Tiara Davidson is happy to dispel every last one of the tired tropes.
As manager of North Shore Cannabis, Davidson has heard them all: cannabis users are lazy and don’t particularly care about their physical well-being or seniors have no use for the herb or the notion that cannabis use is not conducive to a vibrant, active lifestyle.
No, no and no again.
While opinions on cannabis have very much shifted since its legalization back in 2018, the underlying negative stigma surrounding its use still remains for many.
“There’s definitely an association that people who use cannabis just sit on the couch all day, they don’t do anything, or they’re unhealthy,” Davidson says. “But I love to smoke and go to the gym. I’m hoping to change the stigma associated with cannabis, that it has potential benefits for health and wellness.”
North Shore Cannabis opened in April 2021 and is a proudly woman-owned business catering to clients ranging in age from 19 to 85, from every conceivable background and life circumstance. Some choose to partake recreationally, while others utilize its supposed benefits for medicinal purposes, such as cancer patients seeking to spur their appetite.
Davidson’s staff is all put through the CannaReps training program, the only program of its kind in Canada. In essence, it creates cannabis knowledge and practical experience akin to a sommelier in the wine world.
In short, Davidson and her staff have done their homework and then some.
“The staff talk about cannabis from the scientific perspective all the way down to each molecule, to the effects, lineage and how it interacts with different people’s endocannabinoid systems so that every customer has a very personal, tailored experience,” Davidson says.
“I think it can be irresponsible for people to suggest things that alter the way you think without having that proper research and knowledge, and confidence behind what they say.”
Davidson has prepared a crash course for those new to the cannabis world, covering everything from dosage, consumption methods, applications and uses.
First thing’s first – what’s with the acronyms?
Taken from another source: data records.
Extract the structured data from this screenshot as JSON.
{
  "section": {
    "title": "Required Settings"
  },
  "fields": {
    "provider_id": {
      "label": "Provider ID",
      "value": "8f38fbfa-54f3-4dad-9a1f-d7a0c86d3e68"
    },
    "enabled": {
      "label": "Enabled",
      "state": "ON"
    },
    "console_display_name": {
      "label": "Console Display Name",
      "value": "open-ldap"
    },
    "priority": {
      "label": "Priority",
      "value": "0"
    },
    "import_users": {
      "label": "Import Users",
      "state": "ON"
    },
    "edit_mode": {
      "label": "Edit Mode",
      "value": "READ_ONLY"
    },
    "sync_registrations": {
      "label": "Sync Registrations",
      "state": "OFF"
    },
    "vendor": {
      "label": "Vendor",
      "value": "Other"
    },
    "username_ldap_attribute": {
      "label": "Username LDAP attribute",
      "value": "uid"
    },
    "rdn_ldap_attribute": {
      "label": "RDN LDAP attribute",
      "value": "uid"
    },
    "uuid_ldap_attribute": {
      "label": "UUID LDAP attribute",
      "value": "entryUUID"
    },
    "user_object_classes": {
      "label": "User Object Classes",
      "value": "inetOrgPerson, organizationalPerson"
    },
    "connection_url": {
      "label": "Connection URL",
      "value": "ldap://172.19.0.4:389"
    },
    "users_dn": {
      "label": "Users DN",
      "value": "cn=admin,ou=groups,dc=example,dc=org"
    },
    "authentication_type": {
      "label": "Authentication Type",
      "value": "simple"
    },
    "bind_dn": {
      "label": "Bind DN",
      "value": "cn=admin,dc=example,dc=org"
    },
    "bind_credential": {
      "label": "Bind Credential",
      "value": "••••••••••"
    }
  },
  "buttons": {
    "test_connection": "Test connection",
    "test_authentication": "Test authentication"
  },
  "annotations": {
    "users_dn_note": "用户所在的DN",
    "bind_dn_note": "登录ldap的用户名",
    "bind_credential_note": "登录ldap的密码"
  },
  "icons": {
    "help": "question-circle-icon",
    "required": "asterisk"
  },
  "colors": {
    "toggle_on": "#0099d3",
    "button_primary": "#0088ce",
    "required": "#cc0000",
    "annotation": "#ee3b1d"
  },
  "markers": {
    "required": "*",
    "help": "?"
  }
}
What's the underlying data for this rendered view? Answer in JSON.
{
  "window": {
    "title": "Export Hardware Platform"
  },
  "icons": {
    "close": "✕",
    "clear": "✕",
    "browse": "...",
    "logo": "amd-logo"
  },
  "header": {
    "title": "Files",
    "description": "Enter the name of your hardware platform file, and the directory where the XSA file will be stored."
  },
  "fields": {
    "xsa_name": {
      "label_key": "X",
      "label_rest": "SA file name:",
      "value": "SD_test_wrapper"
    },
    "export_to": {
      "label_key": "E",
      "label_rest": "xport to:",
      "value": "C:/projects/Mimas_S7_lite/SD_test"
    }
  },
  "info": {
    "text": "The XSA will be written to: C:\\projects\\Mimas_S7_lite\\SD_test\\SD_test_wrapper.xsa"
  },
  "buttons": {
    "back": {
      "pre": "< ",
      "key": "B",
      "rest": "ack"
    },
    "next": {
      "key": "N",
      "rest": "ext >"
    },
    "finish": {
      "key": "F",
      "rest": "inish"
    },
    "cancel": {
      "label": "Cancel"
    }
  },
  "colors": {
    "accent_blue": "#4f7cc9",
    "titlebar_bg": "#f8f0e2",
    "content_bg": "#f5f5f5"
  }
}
“Cannabidiol (CBD) is the non-psychoactive component of cannabis, whereas Tetrahydrocannabinol (THC) is psychoactive – It impacts both cognitive and physical function that CBD doesn’t,” Davidson says.
Question the second: how can cannabis help someone and who comes in for it?
“I have a lot of customers who are coming off oxycodone or other hardcore painkillers that they’ve been prescribed that makes them hate the way their bodies feel, so they want something more natural,” Davidson says. “We have people with broken bones coming in, people with Parkinson’s or Crohn’s disease, people with cancer – it really is such a wide variety of people who are seeking a more natural way to feel better.”
Davidson’s clientele reports any number of proposed benefits, peace of mind and perhaps most importantly, an escape from chronic pain. To that end, Davidson suggests CBD has been found to help with inflammation, nausea, skin health, anxiety or those who have trouble sleeping.
“THC can also make you sleepy and helps people who have low appetites,” Davidson says. “I have a customer who comes in who is going through chemotherapy and they can’t eat anything so they smoke THC to be able to eat.”
Consumption methods can be divided into three main categories: edibles, inhalation and topicals. Edibles come in the form of gummies, oils or capsules; the inhalation experience includes loose flowers or pre-rolled joints and topicals are applied directly to the skin without getting you high.
As for dosage, Davidson is quick to point out the following: start slow, particularly if you’re new to cannabis. Anything below a 15 per cent THC threshold for smokeable cannabis is considered quite low; anything above 20 per cent is for seasoned smokers. For edibles, the recommended starting dose is 2.5 milligrams, versus 10 milligrams for CBD.
“It’s important to note that with CBD not with being psychoactive, it is important to have a small amount of THC, which is something a lot of people don’t understand,” Davidson adds.
“CBD does not actually attach to any receptors the same way THC does, so when they’re paired together, that’s when you’re going to get the full benefit. This pairing is called the entourage effect, which provides the desired effects you need to ensure all the cannabinoids are working together.
“You do need that little bit to make a big difference there.”